I am completely humbled before Him right now. Having lost almost everything which I have once tried to build in my life, now I have practically no way to recover them back anymore. God has taken everything away from me. No matter how hard I tried to grab them, He has the strength to loosen my grip and take it away from me.

Back to the state which I was in two years back, I realized that I have to look to the LORD. I have to keep praying. I have to keep feeding myself spiritually. I have to keep staying on the course and be His good ambassador. I have to fight the good fight. I have to continue to keep the faith till the day which I will see Him again.

Standing once again at the crossroad of my life, I have additional emotional baggage to carry with me now. The journey in front of me is still long and the light at the end of the tunnel is still yet to be seen. The only way to carry on this journey is to know how to deposit my emotional baggage at the foot of the Cross of Christ, holding onto His hand and walk with Him to the finishing line. Please kindly pray along with me. Amen.

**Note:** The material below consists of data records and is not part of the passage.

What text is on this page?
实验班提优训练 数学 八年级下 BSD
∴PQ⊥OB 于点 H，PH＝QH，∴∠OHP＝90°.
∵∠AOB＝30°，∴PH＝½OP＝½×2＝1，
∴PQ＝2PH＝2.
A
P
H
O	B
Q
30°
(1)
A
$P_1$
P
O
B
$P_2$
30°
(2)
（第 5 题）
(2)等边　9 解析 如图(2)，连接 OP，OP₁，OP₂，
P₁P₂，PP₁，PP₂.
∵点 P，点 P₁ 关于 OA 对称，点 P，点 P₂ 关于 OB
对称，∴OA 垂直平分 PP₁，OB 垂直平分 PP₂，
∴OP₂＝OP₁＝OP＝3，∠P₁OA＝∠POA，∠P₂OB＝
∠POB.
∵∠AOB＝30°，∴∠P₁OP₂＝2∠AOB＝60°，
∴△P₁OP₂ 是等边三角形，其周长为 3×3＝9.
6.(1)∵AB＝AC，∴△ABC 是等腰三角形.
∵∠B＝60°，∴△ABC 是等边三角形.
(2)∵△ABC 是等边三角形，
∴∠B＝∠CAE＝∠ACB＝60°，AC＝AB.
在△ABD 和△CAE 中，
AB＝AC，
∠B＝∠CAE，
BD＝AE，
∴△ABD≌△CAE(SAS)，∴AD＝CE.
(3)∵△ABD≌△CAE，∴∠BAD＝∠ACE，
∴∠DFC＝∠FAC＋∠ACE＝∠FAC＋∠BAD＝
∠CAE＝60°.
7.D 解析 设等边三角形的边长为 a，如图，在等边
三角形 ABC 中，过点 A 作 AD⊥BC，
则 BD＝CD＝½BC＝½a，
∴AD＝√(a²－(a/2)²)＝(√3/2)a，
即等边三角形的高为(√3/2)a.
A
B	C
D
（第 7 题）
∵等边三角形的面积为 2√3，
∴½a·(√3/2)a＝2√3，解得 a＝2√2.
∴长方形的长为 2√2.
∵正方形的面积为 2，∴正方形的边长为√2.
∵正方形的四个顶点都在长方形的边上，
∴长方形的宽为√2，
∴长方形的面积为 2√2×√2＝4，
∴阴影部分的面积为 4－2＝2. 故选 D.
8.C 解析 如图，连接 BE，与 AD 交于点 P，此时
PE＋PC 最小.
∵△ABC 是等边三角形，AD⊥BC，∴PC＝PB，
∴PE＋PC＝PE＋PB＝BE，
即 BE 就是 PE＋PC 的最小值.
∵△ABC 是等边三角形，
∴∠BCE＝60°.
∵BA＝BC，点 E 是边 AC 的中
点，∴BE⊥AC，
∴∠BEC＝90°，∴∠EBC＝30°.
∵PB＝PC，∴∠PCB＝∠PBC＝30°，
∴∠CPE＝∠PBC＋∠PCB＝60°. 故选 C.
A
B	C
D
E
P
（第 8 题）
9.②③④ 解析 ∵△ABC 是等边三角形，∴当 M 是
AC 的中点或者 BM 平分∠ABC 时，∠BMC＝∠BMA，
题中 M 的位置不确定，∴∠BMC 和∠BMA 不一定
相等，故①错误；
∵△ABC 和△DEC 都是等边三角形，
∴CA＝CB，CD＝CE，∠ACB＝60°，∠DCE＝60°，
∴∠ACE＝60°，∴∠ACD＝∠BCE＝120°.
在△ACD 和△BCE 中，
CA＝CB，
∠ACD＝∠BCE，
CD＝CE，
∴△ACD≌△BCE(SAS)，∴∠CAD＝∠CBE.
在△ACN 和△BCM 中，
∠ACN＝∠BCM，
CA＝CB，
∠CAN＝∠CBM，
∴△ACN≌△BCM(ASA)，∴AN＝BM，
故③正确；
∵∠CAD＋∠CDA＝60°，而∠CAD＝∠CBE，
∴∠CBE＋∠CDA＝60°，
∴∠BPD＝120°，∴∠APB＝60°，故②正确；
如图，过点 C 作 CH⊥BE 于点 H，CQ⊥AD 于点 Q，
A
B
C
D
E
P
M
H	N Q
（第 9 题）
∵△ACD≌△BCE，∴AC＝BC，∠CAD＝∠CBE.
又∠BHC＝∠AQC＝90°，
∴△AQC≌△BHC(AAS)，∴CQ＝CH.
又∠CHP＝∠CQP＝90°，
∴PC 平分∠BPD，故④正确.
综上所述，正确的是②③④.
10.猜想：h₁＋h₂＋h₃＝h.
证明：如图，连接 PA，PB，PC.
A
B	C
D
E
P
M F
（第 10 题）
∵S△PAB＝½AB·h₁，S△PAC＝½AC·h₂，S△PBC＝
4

Saturday, October 18, 2008

Parents' Debut Trip to USA

San Francisco Full Photo Links:

Yosemite National Park Full Photo Links:

Tuesday, October 14, 2008

A MIST in the span of time

That’s us. We are all just a mist in the span of time but thanks be to GOD that this life which we are now living is not all that is to be. People tend to say that life is short, live it as if there is no tomorrow. Or “One Life, Live It.”; “Life is short, eat, drink and be merry.” I even heard such an absurd statement as “Life is short, have an affair.” My dear friends, have you ever wonder if all these above statements are true in any sense?

Let us look to the Bible to hear what GOD (my Father) has to say about life.

Two paths which all of us (be it young or old) will definitely go. Either one of these two paths. Heaven or Hell? Which will you choose? And I am not joking when I am telling you that there is a place called Hell…

Let’s talk about Heaven first. Heaven is not a ghostlike, foggy atmosphere where disembodied spirits float around. Heaven is as real as this earth. Jesus told His disciples, “I go to prepare a place for you.” (John 14:2). Paul taught that Christians would have new imperishable bodies. (1 Corinthians 15:51-57). Heaven is real and I being a Christian know for sure that I am on my way to Heaven day after day, night after night.

How about Hell? Hell is as real as Heaven but there are vast differences. Hell for one is not a place where all the non-Christians gather together. It is a very isolated place with only one soul at an individual particular place. Totally separated from GOD because of sin.

This life which we now see in this span of time is like a mist. It is short with probably about eighty years if you are fortunate. However, it is not all that is to be. There is definitely a life with GOD after we finished the journey with this life on earth. Trust me that by putting your faith in Christ, you will be on your way to Heaven and not lonely in Hell.